Tra Vittorio Cecchi Gori e Rita Rusic c’è stata una relazione davvero molto importante, che ha portato anche la decisione nel 1983 di unirsi in matrimonio.
Rita ha esordito raccontato il momento in cui lei e il suo ex marito, Vittorio Cecchi Gori si sono incontrati per la prima volta: “Facevo la modella, studiavo Medicina, andavo sempre in un ristorante dove andava anche l’assistente di Adriano Celentano. E lì iniziarono a girare Asso, con Celentano e Edwige Fenech, e conobbi Vittorio, che m’invitò subito a un festival a Buenos Aires. Non andai. Lui era molto possessivo, io molto giovane e abbastanza stupida: mi sentivo gratificata dalla sua gelosia. Molto presto, ho iniziato ad andare in ufficio con lui, non volevo stare a casa e volevo capire cosa fa un produttore. Alcuni interlocutori erano imbarazzati dalla mia presenza, ma Vittorio era fermissimo. Diceva: se parli con me, parli anche con lei”.
Rita Rusic e Vittorio Cecchi Gori: un divorzio pesante, lungo e orribile
Il matrimoni tra i due è durato per circa 18 anni, e insieme avevano deciso anche di creare una famiglia mettendo al mondo il loro figli Mario e Vittoria.Poi d’improvviso qualcosa fra loro è iniziata ad andare storto e come raccontato durante un’intervista rilasciata a Verissimo, da Silvia Toffanin, Rita Rusic ha incominciato a vedere Vittorio cambiare totalmente. Vittorio infatti a quanto pare, secondo le parole della donna, era diventato anche molto aggressivo e violento e a poco a poco anche molto meno presente in famiglia.

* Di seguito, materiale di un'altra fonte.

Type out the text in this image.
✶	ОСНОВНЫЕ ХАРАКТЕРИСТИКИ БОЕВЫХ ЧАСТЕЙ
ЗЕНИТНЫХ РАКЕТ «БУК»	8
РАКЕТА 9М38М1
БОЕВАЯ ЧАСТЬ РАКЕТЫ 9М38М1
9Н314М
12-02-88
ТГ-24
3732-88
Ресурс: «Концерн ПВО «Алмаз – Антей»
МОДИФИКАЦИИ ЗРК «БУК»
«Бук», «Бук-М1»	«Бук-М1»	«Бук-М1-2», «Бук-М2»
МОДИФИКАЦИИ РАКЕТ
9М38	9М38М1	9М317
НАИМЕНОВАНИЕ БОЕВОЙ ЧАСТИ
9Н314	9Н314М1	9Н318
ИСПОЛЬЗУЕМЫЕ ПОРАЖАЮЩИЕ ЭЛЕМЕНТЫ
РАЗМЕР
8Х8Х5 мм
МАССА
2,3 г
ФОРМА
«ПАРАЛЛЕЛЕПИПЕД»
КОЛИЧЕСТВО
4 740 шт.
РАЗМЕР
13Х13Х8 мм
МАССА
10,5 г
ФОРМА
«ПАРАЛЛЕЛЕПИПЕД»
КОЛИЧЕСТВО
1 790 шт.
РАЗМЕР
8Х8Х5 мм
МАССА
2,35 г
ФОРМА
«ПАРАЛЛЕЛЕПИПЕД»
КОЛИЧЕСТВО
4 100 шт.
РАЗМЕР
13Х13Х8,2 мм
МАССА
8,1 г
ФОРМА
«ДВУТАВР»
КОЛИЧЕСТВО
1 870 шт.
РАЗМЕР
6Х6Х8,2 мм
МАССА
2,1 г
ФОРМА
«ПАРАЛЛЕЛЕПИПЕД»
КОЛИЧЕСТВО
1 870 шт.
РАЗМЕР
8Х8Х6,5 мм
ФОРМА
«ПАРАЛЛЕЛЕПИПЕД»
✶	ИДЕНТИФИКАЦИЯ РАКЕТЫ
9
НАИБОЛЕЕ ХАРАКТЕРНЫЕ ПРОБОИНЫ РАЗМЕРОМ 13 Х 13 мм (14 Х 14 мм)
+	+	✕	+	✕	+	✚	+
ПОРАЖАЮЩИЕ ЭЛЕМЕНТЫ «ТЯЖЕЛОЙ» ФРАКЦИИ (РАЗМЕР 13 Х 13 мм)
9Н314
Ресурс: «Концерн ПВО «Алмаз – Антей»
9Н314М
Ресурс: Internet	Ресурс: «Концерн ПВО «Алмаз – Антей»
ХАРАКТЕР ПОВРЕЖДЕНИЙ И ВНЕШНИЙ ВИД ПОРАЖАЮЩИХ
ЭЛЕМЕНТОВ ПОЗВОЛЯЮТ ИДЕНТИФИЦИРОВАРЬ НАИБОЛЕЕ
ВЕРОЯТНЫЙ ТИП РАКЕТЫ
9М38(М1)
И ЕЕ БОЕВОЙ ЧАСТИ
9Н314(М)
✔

E poi è arrivata la sofferta separazione: “Fu orribile. Ricordo quando lessi nello sguardo di Vittorio che per lui non contavo più niente. Sentii che mi voleva annientata. Lui non volle che lavorassimo insieme. E andai via senza un euro. Ero abituata a autista e guardie del corpo. Oggi mi sembra ridicolo, ma avevo paura a uscire di casa da sola. Il mio numero, il più ambito del cinema italiano, per un anno e mezzo, non ha mai squillato. Dall’accordo di divorzio ho preso zero e neanche una casa ed è stata un’offesa per tutte le donne che hanno passato anni con un uomo, facendo, lavorando, dimostrando”.
“L’altra vergona è che ci ho messo 17 anni e mezzo divorziare, una violenza terribile. E il divorzio è arrivato quando non c’era più niente: Vittorio era stato arrestato e le società erano fallite. I miei figli non hanno neanche un garage che arrivi dal padre”. Ma adesso Rita Rusic ha ritrovato la sua felicità: “Ho aperto a Miami, con una socia, un concept store sofisticato e di successo, si chiama Violet & Grace lavoriamo ad altre aperture, Roma inclusa. Ora sto con un ragazzo di 32 anni, trenta meno di me. È un bellissimo viaggio perché è a termine, il che lo rende intenso”.